Along the same lines, the government regularly launches sudden anti-drug campaigns across the country; one of them was last week, where drug tests were carried out on 225 drivers, of whom 34 tested positive to drug abuse.

When driving under the influence of drugs, the likelihood of accidents increases in different degrees according to the psychoactive substance used. For example, the risk of fatal accidents among amphetamine users is approximately five times higher than in others, said the World Health Organization (WHO).

According to the Weed Index 2018 report, Egypt came fifth in the rankings to cannabis consumption that hit 32.59 tons in 2018.

Tramadol is the most abused drug by drivers, followed by hashish and then heroin, according to Amr Othman, head of the anti-addiction fund in a previous interview.

Drugs are commonly classified into three categories: Natural drugs; synthetic, which refers to drugs that are chemically-created to be similar to other drugs; and digital drugs or I-dosing, which is also known as “binaural beat,” where auditory illusion using various frequencies produces a sedative effect.

Intensive anti-drug campaigns

In July, the General Directorate of Traffic launched several crackdowns to spot drivers under the influence, and the results showed that in one week 138 drivers out of 1,450 tested positive to drugs, which equals 8 percent of the examined drivers. Legal procedures were taken against them, as part of the government’s move to reduce road accidents due to driving under the influence.

The directorate reiterated its warnings to the risks of driving under the influence of narcotics, because “drivers cannot be fully focused, their reflex action diminishes, and become less capable to push the brakes or escape any friction with other cars on the road.”

"Approaching drug abuse and addiction issues have been a top priority in Egypt since 2014, after nation-wide studies have shown that 10.4 percent of Egyptians aged between 12 to 60 years old are abusing drugs, while addiction rates recorded 2.4 percent," said Member of Anti-Addiction Fund’s technical office Mahmoud Saleh in a TV interview in November.

Saleh added that Egypt’s drug abuse rates then were exceeding the global rates, which recorded between 4.5-5 percent.

A striking figure showed that the 27 percent of drug abusers in Egypt are women, while children (aged between 12 to 18 years old) constituted 4.2 percent of the abusers.

Government campaigns extended to detect drug abusers among public employees, where latest figures show 279 employees at administrative bodies tested positive to addiction.

In 2014, a national survey indicated that 24 percent of Egyptian drivers abuse drugs. The figures saw improvement in 2017, with only 11.8 percent of drivers testing positive for drugs, according to statistics provided by the state-run anti-addiction fund.

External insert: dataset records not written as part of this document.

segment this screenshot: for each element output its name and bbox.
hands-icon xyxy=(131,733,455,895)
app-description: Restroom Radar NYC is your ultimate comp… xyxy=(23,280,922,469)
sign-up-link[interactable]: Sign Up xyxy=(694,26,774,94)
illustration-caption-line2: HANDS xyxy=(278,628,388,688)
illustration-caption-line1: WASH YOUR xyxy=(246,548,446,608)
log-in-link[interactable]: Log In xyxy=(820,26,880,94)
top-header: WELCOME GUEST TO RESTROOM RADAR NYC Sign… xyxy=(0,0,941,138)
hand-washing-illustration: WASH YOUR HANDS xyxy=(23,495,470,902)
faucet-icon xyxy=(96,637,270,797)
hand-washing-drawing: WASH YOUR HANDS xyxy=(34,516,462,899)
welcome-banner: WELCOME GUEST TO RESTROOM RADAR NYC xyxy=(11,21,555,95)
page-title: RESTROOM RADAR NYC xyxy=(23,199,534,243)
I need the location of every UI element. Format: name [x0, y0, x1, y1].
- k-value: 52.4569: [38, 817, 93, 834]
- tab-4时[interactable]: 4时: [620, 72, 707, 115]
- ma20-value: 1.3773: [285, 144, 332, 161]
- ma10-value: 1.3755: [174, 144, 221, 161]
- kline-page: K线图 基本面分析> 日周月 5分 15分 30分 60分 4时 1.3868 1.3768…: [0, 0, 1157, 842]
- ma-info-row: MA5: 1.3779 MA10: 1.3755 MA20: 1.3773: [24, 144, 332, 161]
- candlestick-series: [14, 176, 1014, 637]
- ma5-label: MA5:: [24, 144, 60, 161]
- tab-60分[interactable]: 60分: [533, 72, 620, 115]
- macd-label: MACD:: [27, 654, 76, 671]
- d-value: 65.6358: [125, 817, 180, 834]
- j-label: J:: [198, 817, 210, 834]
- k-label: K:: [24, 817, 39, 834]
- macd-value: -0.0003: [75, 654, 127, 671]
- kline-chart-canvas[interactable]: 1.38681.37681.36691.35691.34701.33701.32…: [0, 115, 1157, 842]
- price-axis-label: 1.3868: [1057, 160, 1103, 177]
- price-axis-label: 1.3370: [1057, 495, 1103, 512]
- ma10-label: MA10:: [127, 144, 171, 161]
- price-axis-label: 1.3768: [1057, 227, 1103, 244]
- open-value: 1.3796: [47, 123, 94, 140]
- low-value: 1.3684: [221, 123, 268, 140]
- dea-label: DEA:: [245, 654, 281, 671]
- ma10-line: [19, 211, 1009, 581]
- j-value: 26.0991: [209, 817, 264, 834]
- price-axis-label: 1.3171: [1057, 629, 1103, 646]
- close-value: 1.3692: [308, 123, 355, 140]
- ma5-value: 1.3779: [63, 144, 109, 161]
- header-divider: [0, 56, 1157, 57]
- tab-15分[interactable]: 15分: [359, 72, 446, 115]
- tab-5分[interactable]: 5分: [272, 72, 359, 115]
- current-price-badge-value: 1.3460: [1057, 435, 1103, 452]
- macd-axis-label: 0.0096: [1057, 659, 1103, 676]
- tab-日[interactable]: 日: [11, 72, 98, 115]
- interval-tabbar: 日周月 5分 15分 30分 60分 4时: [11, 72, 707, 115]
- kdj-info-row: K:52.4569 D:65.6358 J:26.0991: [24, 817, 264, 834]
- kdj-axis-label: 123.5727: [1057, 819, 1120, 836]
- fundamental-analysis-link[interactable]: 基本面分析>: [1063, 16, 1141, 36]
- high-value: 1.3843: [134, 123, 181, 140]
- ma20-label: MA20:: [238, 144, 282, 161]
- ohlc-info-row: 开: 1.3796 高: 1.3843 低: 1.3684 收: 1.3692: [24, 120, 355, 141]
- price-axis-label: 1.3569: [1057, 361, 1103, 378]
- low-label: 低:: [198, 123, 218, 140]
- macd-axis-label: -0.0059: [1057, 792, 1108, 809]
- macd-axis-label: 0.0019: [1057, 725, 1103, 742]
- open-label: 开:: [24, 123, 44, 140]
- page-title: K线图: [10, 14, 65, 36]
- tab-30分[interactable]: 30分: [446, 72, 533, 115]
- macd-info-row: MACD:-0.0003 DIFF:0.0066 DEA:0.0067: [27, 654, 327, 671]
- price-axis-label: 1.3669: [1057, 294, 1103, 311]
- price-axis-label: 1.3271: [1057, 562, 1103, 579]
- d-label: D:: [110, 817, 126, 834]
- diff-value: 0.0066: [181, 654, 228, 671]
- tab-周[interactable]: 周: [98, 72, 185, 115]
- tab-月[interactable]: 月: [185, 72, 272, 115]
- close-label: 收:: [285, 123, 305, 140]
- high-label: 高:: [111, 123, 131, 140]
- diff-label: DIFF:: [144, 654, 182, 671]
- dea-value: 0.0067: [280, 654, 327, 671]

Officials attributed the reduction in car accidents to several bids launched by the government like anti-addiction awareness campaigns that flooded TV, improved infrastructure through maintenance of old roads and construction of new roads, besides concerted efforts to detect drug abusers.

The new traffic law, with its toughened punishment, imposes imprisonment of up to 3 years, withdrawal of the driver's license and a steep fine of up to LE 20,000 to drivers who test positive to drugs.

A new traffic draft law was discussed by the parliament, where violators will be imprisoned for six months or less, and will be fined not less than LE 4,000 ($223) and not more than LE 8,000 ($447), or they will face one of the two penalties, a security source said, adding that five points will also be deducted from the violating driver.

Minister of Social Solidarity Ghada Wali recently announced that the ministry managed “to reduce drug abuse rates among truck drivers from 24 percent last recorded in 2015 to 12 percent in 2019." The ministry also supported the traffic administration with 50,000 drug detectors over this year to assist in street campaigns.

Truckers comprise the biggest percentage of drug abusers as they claim drugs keep them alert, and make them bear the long driving hours. However, they are not the only drivers canvassed by the anti-drug driving campaign, which also targets bus and school bus drivers.